Mosque victims spend 19,500 hours in hospital, 3000 in ICU
From Checkpoint, 5:23 pm on 10 June 2019
Logan Church , South Island Checkpoint Reporter
Up to 15 people injured in the mosque shootings will need to have ongoing surgery for years, Canterbury DHB (CDHB) says.
It has been almost three months since the attacks in Christchurch and so far nearly 120 people have been treated for their injuries.
The ongoing surgeries are not only having a huge impact on the lives of the victims but are placing a strain on the hospital system itself.
Temel Atacocugu was shot nine times at Al Noor Mosque on 15 March - making it impossible for him to walk or move easily.
While he has recovered from initial surgery which enabled him to get out and about again, he has returned to Burwood Hospital for a bone graft.
"This time [it's] for my left arm, which has a missing piece of bone," he told Checkpoint from his hospital bed.
Temel Atacocugu is one of those receiving ongoing treatment after he was shot nine times in the Christchurch mosque attacks earlier this year. Photo: RNZ / Logan Church
Bone was harvested from his left hip to replace the missing piece of bone in his left arm.
But Mr Atacocugu was only one of many requiring ongoing surgery.
"Of the patients we've had out in the community there are quite a number of them which have had ... damage control procedures," CDHB chief of surgeries Greg Robertson said.
"We would estimate that there are 10 to 15 people who will require further surgical intervention over the years," he said.
Canterbury District Health Board chief of
surgeries Greg Robertson.
Photo: RNZ / Simon Rogers
Aside from the initial 48 patients who arrived at the emergency department on the day, CDHB said another 70 patients arrived with minor injuries in the following weeks.

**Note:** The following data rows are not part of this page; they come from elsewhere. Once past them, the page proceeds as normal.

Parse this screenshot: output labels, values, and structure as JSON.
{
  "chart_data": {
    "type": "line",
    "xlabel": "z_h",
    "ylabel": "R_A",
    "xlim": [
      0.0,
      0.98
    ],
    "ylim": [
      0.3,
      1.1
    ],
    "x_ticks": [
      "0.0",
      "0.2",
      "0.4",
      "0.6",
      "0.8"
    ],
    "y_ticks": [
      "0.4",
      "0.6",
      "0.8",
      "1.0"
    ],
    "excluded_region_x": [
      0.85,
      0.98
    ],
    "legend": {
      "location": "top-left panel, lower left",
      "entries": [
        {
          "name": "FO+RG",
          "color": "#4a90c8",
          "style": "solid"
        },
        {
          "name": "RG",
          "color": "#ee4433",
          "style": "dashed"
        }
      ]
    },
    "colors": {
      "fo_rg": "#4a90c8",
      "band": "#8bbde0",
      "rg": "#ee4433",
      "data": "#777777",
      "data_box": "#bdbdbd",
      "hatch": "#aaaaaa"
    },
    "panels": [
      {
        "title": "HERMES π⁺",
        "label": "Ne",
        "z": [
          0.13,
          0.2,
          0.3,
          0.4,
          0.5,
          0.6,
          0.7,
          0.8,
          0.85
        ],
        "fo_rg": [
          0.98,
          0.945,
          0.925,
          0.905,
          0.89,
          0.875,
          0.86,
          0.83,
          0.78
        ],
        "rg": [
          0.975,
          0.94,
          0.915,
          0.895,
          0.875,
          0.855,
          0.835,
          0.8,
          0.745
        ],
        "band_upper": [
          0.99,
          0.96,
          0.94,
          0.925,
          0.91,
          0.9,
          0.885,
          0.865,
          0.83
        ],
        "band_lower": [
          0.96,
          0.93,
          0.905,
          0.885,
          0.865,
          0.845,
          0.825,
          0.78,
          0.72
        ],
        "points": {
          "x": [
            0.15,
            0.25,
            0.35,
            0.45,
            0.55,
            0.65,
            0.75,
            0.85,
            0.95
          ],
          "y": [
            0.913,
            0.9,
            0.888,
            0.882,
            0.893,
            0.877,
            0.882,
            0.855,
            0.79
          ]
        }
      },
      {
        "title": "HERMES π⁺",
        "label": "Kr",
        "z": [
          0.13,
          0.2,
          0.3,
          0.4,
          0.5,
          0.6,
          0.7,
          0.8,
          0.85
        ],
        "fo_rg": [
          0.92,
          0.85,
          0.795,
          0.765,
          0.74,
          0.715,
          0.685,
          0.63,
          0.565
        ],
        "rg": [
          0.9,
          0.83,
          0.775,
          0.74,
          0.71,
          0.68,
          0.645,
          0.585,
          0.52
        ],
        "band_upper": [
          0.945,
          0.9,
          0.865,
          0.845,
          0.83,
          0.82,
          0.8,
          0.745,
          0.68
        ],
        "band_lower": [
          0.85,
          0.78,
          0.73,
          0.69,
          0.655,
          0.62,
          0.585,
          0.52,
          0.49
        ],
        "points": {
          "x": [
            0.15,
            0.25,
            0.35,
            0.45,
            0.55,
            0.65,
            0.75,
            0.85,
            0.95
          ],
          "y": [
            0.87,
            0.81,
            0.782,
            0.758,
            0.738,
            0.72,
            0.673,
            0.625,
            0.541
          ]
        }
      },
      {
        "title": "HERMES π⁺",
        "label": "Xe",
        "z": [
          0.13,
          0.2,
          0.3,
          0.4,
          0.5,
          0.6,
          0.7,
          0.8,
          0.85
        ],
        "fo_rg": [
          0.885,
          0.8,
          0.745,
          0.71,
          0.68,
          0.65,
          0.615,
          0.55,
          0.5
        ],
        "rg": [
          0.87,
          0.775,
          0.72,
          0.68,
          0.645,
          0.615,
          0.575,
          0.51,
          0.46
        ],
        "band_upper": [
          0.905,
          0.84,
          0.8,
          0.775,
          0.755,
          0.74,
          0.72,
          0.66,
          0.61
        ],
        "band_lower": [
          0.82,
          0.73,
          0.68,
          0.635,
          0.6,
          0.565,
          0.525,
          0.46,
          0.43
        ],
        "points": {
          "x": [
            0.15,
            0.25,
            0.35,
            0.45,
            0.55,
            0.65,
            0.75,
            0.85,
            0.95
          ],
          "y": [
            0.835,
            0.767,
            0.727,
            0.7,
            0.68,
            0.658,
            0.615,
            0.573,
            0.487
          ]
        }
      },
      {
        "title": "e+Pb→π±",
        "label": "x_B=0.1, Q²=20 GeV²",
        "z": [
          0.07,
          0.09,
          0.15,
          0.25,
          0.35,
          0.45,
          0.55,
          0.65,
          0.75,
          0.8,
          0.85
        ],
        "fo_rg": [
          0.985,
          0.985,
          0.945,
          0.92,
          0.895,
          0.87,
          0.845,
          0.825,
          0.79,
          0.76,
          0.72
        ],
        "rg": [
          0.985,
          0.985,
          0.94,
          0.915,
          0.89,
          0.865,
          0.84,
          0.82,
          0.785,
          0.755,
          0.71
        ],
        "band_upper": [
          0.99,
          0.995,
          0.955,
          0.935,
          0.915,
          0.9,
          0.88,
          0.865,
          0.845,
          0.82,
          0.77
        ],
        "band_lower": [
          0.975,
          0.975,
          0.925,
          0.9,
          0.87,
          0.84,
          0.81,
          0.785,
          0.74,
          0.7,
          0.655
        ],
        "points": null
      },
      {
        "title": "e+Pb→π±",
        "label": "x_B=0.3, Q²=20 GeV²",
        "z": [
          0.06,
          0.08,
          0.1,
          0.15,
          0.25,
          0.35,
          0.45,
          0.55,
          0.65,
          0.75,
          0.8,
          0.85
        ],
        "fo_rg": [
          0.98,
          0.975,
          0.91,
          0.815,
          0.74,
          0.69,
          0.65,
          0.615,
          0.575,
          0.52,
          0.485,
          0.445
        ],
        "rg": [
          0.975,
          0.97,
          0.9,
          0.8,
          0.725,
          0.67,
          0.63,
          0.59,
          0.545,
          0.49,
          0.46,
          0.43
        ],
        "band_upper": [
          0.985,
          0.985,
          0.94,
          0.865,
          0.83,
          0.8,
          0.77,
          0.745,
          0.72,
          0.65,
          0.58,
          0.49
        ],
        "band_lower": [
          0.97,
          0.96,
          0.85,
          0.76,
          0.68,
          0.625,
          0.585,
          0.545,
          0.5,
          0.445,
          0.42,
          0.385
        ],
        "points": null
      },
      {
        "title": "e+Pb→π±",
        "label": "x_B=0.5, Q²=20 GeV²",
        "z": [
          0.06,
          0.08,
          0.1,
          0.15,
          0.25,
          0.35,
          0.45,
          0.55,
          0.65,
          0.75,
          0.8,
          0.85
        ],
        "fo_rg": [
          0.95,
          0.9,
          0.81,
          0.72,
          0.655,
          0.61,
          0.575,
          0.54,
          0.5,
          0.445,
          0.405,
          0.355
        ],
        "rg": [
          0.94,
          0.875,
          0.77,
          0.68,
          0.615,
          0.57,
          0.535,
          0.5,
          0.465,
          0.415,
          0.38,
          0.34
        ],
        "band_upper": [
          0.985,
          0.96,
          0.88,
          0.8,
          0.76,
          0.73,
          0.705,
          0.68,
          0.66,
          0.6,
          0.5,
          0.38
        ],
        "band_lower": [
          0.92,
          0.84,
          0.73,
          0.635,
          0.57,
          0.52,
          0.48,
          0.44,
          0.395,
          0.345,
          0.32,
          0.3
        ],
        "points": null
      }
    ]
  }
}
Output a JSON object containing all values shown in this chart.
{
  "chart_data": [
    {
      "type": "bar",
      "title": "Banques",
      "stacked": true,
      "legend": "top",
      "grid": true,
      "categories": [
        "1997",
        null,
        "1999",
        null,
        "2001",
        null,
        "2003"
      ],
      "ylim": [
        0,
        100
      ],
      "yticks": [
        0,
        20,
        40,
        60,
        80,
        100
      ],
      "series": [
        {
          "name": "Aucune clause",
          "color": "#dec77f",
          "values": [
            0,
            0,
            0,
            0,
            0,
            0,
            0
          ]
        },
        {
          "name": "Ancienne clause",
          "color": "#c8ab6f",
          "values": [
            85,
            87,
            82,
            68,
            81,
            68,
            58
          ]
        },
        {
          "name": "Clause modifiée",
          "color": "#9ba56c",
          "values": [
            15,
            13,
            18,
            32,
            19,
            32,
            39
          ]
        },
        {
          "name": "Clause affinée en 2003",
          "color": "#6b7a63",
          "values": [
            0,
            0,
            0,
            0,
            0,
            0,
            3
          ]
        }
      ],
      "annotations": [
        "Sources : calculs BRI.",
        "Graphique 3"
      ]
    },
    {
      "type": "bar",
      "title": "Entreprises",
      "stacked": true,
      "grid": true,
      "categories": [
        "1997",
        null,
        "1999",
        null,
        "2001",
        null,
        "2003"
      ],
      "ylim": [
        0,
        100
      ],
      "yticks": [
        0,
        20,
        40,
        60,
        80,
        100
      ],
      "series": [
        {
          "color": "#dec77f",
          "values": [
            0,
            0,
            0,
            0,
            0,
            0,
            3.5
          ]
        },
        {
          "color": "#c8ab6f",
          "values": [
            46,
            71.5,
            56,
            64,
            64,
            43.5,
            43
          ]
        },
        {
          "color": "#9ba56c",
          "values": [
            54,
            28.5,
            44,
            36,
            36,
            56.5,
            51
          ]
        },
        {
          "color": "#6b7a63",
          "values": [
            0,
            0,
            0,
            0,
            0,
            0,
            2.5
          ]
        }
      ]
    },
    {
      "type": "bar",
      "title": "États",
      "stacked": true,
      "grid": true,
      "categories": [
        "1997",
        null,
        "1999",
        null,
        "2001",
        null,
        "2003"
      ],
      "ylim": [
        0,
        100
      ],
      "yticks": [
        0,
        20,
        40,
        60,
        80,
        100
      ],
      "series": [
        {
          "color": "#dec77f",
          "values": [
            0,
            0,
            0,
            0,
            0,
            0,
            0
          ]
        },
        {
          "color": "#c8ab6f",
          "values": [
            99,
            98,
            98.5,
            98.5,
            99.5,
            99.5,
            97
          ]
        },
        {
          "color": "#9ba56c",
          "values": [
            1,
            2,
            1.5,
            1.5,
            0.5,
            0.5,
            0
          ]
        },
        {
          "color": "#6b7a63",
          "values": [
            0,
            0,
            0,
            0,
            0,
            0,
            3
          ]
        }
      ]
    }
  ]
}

Since the attacks, 88 operations had been performed with 51 of these during the first weekend.
All victims have spent a combined 19,566 hours in hospital wards, plus 3123 hours in ICU.
One person remains in Burwood Hospital permanently - but in a stable condition.
Mr Robertson said hundreds of unrelated surgeries had been deferred since the attacks, but it was now "business as usual".